2 alien smugglers sentenced to a 17-year combined sentence

PHOENIX — Two Mexican nationals were sentenced Monday to 10 and seven years in jail respectively for harboring illegal aliens for profit and aiding and abetting and transporting illegal aliens for profit, following an investigation by the U.S. Immigration and Customs Enforcement's (ICE) Homeland Security Investigations (HSI) offices in Washington, D.C., and Phoenix.

Guadalupe Toribio-Caballero, 25, and Humberto Guzman Caballero, 32, were leaders and managers of a local Phoenix smuggling operation, which specialized in harboring and transporting illegal immigrants from Central and South America, including Brazil, and had been involved in smuggling thousands of people since at least 2008.

According to court documents, on May 10, 2010, the ICE HSI office in Washington D.C., received a phone call from the El Salvadorian Embassy regarding three juvenile aliens, ages 11, 13 and 15, who were being held hostage in Phoenix. The parents of the juveniles, who were living in the D.C.-area, had already paid $19,500 to the human smugglers. The smugglers were extorting an additional $7,500 for the safe release of the children. ICE HSI special agents in Washington, D.C., working with ICE HSI agents in Phoenix, tracked the cell phone numbers used by the smugglers to several addresses in Phoenix.

On May 11, 2010, ICE HSI agents in Phoenix rescued the three juvenile aliens, and with the help of the Phoenix Police Department, discovered 16 other victim hostages at a Phoenix "drop-house," including a 10-year-old female from Brazil. The hostages were from Guatemala, the Dominican Republic, Honduras, El Salvador, and Brazil. They told law enforcement that they had been smuggled into the United States, and were being held against their will in the house until their families paid their smuggling fees.
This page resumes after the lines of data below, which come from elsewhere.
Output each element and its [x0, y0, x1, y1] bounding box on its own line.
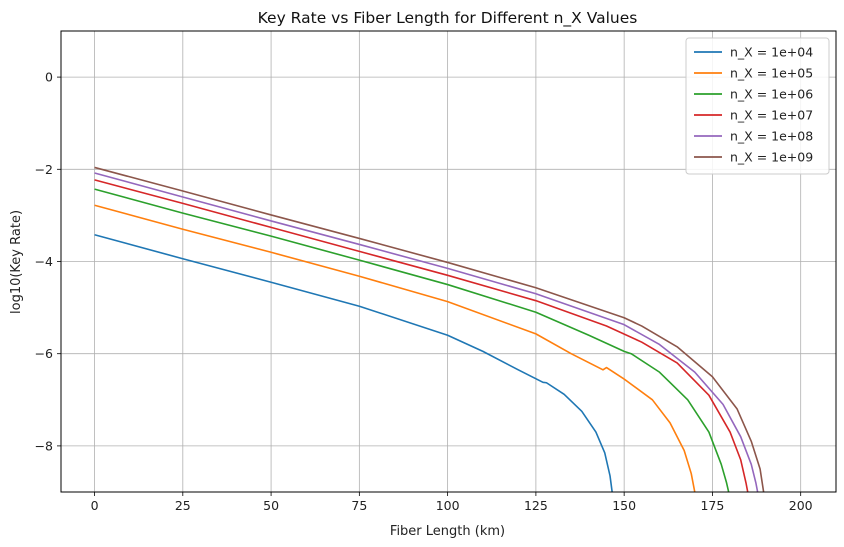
series-line-2: [94, 204, 696, 492]
x-tick-label: 50: [263, 498, 279, 513]
legend: n_X = 1e+04 n_X = 1e+05 n_X = 1e+06 n_X = 1…: [685, 37, 830, 175]
x-tick-label: 75: [351, 498, 367, 513]
y-tick-label: −4: [35, 254, 53, 269]
series-line-5: [94, 172, 759, 492]
legend-box: [685, 37, 830, 175]
x-tick-label: 0: [91, 498, 99, 513]
x-tick-label: 100: [436, 498, 460, 513]
x-tick-label: 25: [175, 498, 191, 513]
series-line-3: [94, 188, 730, 492]
y-tick-label: −8: [35, 438, 53, 453]
legend-entry: n_X = 1e+05: [730, 66, 813, 81]
legend-entry: n_X = 1e+07: [730, 108, 813, 123]
x-tick-label: 125: [524, 498, 548, 513]
y-axis-ticks: −8 −6 −4 −2 0: [35, 70, 61, 453]
x-tick-label: 175: [700, 498, 724, 513]
legend-entry: n_X = 1e+09: [730, 150, 813, 165]
series-line-1: [94, 233, 613, 492]
series-lines: [94, 166, 765, 492]
chart-title: Key Rate vs Fiber Length for Different n…: [258, 9, 638, 28]
y-axis-label: log10(Key Rate): [9, 210, 24, 314]
legend-entry: n_X = 1e+04: [730, 45, 813, 60]
x-tick-label: 150: [612, 498, 636, 513]
series-line-6: [94, 166, 765, 492]
x-tick-label: 200: [789, 498, 813, 513]
x-axis-label: Fiber Length (km): [390, 524, 505, 539]
y-tick-label: 0: [45, 70, 53, 85]
legend-entry: n_X = 1e+06: [730, 87, 813, 102]
y-tick-label: −6: [35, 346, 53, 361]
legend-entry: n_X = 1e+08: [730, 129, 813, 144]
y-tick-label: −2: [35, 162, 53, 177]
series-line-4: [94, 179, 749, 492]
x-axis-ticks: 0 25 50 75 100 125 150 175 200: [91, 492, 813, 513]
The other victims, including the juveniles, were held hostage at a "drop-house" where the defendants threatened the victims, menaced and physically intimidated them, and kept them in a locked house in order to compel their family members to pay the smuggling fee.

On May 20, 2010, a federal grand jury in Phoenix returned a three count indictment against the defendants, charging them with violations of conspiracy to commit hostage taking, hostage taking, and harboring illegal aliens for profit. On Dec. 29, 2010, the federal grand jury added an additional count of transporting illegal aliens for profit.

The investigation was conducted by ICE HSI offices in Phoenix, Washington D.C./Virginia, with assistance from ICE HSI offices in Boston and New York City. The prosecution was handled by Walter Perkel and Howard Sukenic, assistant U.S. attorneys, District of Arizona, Phoenix.